26 - Dear, Shane... I

282 35 11
                                    

*Shane's POV*

Usia kepala tiga menurut sebagian besar orang merupakan fase dewasa penentu tujuan hidup ke mana kaki akan melangkah dan menetap, memilih tinggal, jalan di tempat, pergi, atau menanjak, kuat mempertahankan prinsip, mengubah diri lebih baik, mapan, dan bersahaja.

Harapan mereka, tidak dengan keluargaku, aku akan membangun hubungan setia bersama seseorang yang rela menerima apa adanya seorang Shailendra Utama. Aku tidak menyalahkan apalagi membenarkan, melainkan cukup tersenyum merespon barisan kalimat itu, entah diiringi nada bersifat denotatif atau sebaliknya. Hal yang di luar pengetahuan mereka, tak perlulah kujelaskan, tidak juga kuuntaikan, meski kadang ingin berseru keras.

Aku sangat merindukan harmonisme sebuah keluarga.

Suara-suara benda beradu bersahutan di lantai bawah seperti aku tuli dibuatnya, padahal sepenuhnya sadar bahwa bunda, Juna, dan Dewa ikhlas hati bangun pagi-pagi sekali memanggang kue dan memasak nasi kuning. Aromanya masuk menusuk, mengisi penuh perasaanku yang sempat mengikis tipis akibat perlakuan tidak adilku terhadap salah satu adik kami bertiga. Sementara, subjek yang kusebutkan ini betah memelukku sejak semalam. Suhu badannya agak panas, ketika kutempelkan plester kompres demam di dahinya, ia justru malah memintaku menemaninya beristirahat di kamarku.

Tidak masalah. Asal si gadis cuek, jutek, sangat perhatian berpiyama My Melody berwarna merah muda pastel ini lekas sehat.

Kubeberkan beberapa jawaban mengapa kerukunan keluarga begitu kuimpikan. Pertama, aku ingin lebih banyak berbakti kepada orang tuaku. Kedua, aku ingin lebih menyayangi adik-adikku. Ketiga, saat ini kebahagiaanku adalah mereka. Terdengar melankolis, bukan? Tentu.
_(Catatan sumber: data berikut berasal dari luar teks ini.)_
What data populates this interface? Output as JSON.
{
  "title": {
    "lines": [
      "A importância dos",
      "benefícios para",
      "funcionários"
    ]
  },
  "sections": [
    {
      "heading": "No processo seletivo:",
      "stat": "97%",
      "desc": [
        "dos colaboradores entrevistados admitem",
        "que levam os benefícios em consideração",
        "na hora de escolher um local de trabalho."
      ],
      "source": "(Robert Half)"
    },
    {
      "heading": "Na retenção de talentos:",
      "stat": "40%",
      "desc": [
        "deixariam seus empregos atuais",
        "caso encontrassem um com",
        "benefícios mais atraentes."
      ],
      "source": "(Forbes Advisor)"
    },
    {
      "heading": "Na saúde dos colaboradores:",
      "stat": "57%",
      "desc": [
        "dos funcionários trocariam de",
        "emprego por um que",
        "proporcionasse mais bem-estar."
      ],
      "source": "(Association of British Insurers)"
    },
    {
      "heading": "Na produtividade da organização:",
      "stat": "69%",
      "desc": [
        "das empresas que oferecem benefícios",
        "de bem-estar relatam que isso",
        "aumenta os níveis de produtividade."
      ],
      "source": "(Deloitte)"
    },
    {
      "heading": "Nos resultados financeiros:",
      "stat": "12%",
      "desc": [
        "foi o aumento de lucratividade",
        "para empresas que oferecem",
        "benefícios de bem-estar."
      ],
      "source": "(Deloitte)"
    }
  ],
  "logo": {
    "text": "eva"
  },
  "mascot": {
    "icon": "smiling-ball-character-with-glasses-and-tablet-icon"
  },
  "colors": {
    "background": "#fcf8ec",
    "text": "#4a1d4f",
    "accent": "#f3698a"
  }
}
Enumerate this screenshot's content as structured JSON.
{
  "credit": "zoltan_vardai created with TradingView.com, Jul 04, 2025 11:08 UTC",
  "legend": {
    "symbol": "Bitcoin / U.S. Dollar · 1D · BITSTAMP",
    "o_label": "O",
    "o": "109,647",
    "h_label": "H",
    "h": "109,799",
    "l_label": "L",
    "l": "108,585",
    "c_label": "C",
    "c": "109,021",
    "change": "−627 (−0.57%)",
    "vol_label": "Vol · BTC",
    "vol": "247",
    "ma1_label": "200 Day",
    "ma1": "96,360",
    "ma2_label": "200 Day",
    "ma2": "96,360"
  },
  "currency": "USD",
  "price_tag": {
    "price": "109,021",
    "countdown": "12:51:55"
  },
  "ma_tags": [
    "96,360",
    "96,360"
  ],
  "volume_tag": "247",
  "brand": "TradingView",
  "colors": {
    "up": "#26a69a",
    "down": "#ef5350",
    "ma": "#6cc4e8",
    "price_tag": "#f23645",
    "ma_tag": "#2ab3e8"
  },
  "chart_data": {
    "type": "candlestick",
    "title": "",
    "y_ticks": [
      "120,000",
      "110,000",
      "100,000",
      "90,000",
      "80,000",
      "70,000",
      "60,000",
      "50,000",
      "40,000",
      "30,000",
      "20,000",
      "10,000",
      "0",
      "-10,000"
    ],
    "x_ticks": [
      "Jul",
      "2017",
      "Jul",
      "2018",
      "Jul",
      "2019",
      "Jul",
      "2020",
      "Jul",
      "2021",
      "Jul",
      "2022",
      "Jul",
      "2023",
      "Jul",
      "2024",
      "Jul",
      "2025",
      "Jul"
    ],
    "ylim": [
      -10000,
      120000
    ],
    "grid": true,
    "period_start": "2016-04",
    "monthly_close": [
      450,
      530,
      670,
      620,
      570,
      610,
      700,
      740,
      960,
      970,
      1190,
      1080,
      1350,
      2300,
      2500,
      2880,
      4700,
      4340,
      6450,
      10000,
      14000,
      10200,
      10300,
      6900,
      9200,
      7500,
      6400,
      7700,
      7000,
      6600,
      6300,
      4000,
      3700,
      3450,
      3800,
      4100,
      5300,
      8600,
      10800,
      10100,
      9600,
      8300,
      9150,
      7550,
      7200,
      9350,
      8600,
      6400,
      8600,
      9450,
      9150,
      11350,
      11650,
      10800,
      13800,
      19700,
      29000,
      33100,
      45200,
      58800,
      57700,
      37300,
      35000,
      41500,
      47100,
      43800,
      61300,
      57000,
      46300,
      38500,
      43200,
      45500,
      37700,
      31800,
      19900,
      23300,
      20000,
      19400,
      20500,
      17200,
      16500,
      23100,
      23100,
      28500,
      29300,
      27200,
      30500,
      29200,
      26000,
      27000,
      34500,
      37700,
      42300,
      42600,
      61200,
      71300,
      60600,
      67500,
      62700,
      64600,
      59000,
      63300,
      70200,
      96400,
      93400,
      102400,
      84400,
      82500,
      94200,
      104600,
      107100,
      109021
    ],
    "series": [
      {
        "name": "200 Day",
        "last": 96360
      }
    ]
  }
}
Kak Shane menurut Juna, Dewa, dan ini memang sosok yang tegas, kadang galak, serta suka mengatur jika ayah dan bunda belum pulang ke rumah. Juna sering kularang lembur di kantor kalau cuma mau nonton bareng Liga Inggris bareng Dean dan Hafizh, kaset game Dewa berani kusita jika urusan pentingnya dilalaikan, hah.. Nia? Jangan tanya. Jarang bicara, namun bengal setengah mati.
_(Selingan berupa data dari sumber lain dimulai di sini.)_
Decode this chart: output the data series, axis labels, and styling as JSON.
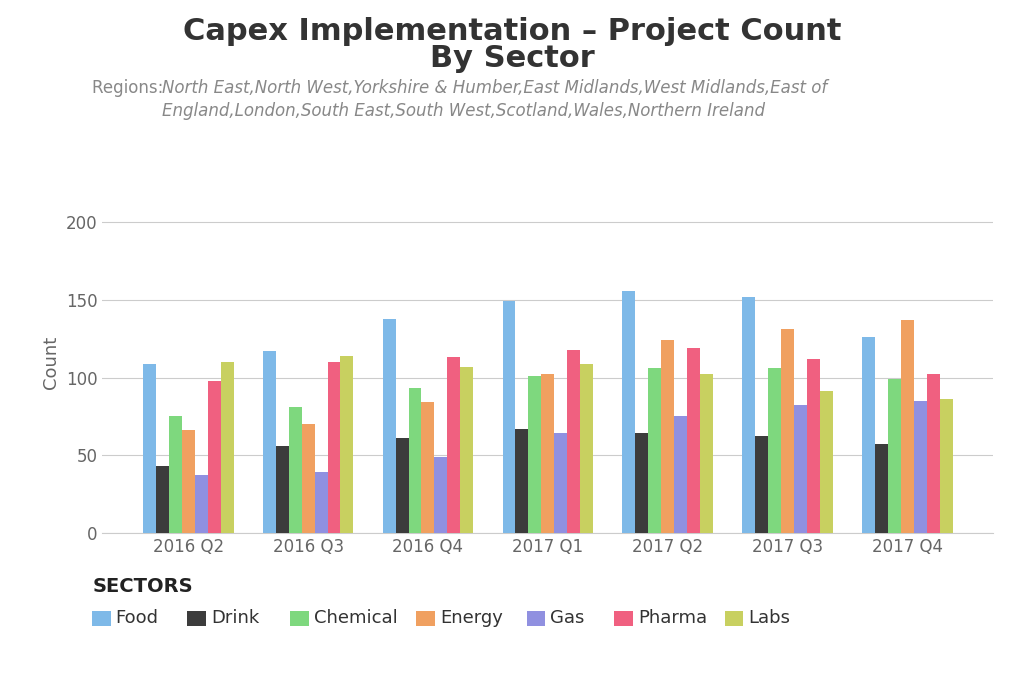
{
  "title_line1": "Capex Implementation – Project Count",
  "title_line2": "By Sector",
  "subtitle_prefix": "Regions: ",
  "subtitle_italic": "North East,North West,Yorkshire & Humber,East Midlands,West Midlands,East of England,London,South East,South West,Scotland,Wales,Northern Ireland",
  "ylabel": "Count",
  "quarters": [
    "2016 Q2",
    "2016 Q3",
    "2016 Q4",
    "2017 Q1",
    "2017 Q2",
    "2017 Q3",
    "2017 Q4"
  ],
  "sectors": [
    "Food",
    "Drink",
    "Chemical",
    "Energy",
    "Gas",
    "Pharma",
    "Labs"
  ],
  "colors": [
    "#7EB9E8",
    "#3C3C3C",
    "#7ED87E",
    "#F0A060",
    "#9090E0",
    "#F06080",
    "#C8D060"
  ],
  "data": {
    "Food": [
      109,
      117,
      138,
      149,
      156,
      152,
      126
    ],
    "Drink": [
      43,
      56,
      61,
      67,
      64,
      62,
      57
    ],
    "Chemical": [
      75,
      81,
      93,
      101,
      106,
      106,
      99
    ],
    "Energy": [
      66,
      70,
      84,
      102,
      124,
      131,
      137
    ],
    "Gas": [
      37,
      39,
      49,
      64,
      75,
      82,
      85
    ],
    "Pharma": [
      98,
      110,
      113,
      118,
      119,
      112,
      102
    ],
    "Labs": [
      110,
      114,
      107,
      109,
      102,
      91,
      86
    ]
  },
  "ylim": [
    0,
    220
  ],
  "yticks": [
    0,
    50,
    100,
    150,
    200
  ],
  "legend_title": "SECTORS",
  "background_color": "#FFFFFF",
  "grid_color": "#CCCCCC",
  "title_fontsize": 22,
  "subtitle_fontsize": 12,
  "axis_label_fontsize": 13,
  "tick_fontsize": 12,
  "legend_fontsize": 13,
  "title_color": "#333333",
  "subtitle_color": "#888888",
  "tick_color": "#666666"
}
Sembahyang harus terus diingatkan, pergi ke vihara seminggu sekali malas minta ampun, beli buku seminggu bisa 3x (itulah kenapa aku mengetatkan pengeluarannya), pulang dari perpustakaan kota suka lupa waktu, bahkan melakukan aktivitas yang bisa membahayakan tulang belakangnya bila tidak diperhatikan. Nia berbeda dari Juna dan Dewa, karena semakin kularang, ia semakin menuntut kebebasan. Akhirnya, mau tak mau Irfan, Shane, Gio, Dimas, Olivia, dan Varen kumintai tolong agar menjaganya kapanpun di manapun, demi kesehatan anak itu sendiri.

Sekarang, semua terlarut sibuk. Pekerjaan menjadikanku bolak-balik ke luar kota. Jadwal meeting Juna bertambah. Dewa lebih fokus mengurus kafe agar tidak kecolongan kemasukan orang misterius yang seenaknya nyelonong nggak bayar. Nia sebagai panitia acara kampus mulai kelewat batas, alias hampir selalu pulang di atas pukul 23.00, beralasan mengerjakan tugas kelompok lanjut rapat, dan sebagainya. Cuma ayah si PNS santai penuh tanggung jawab, dan bunda sang penyelamat kebutuhan seisi rumah yang siap sedia.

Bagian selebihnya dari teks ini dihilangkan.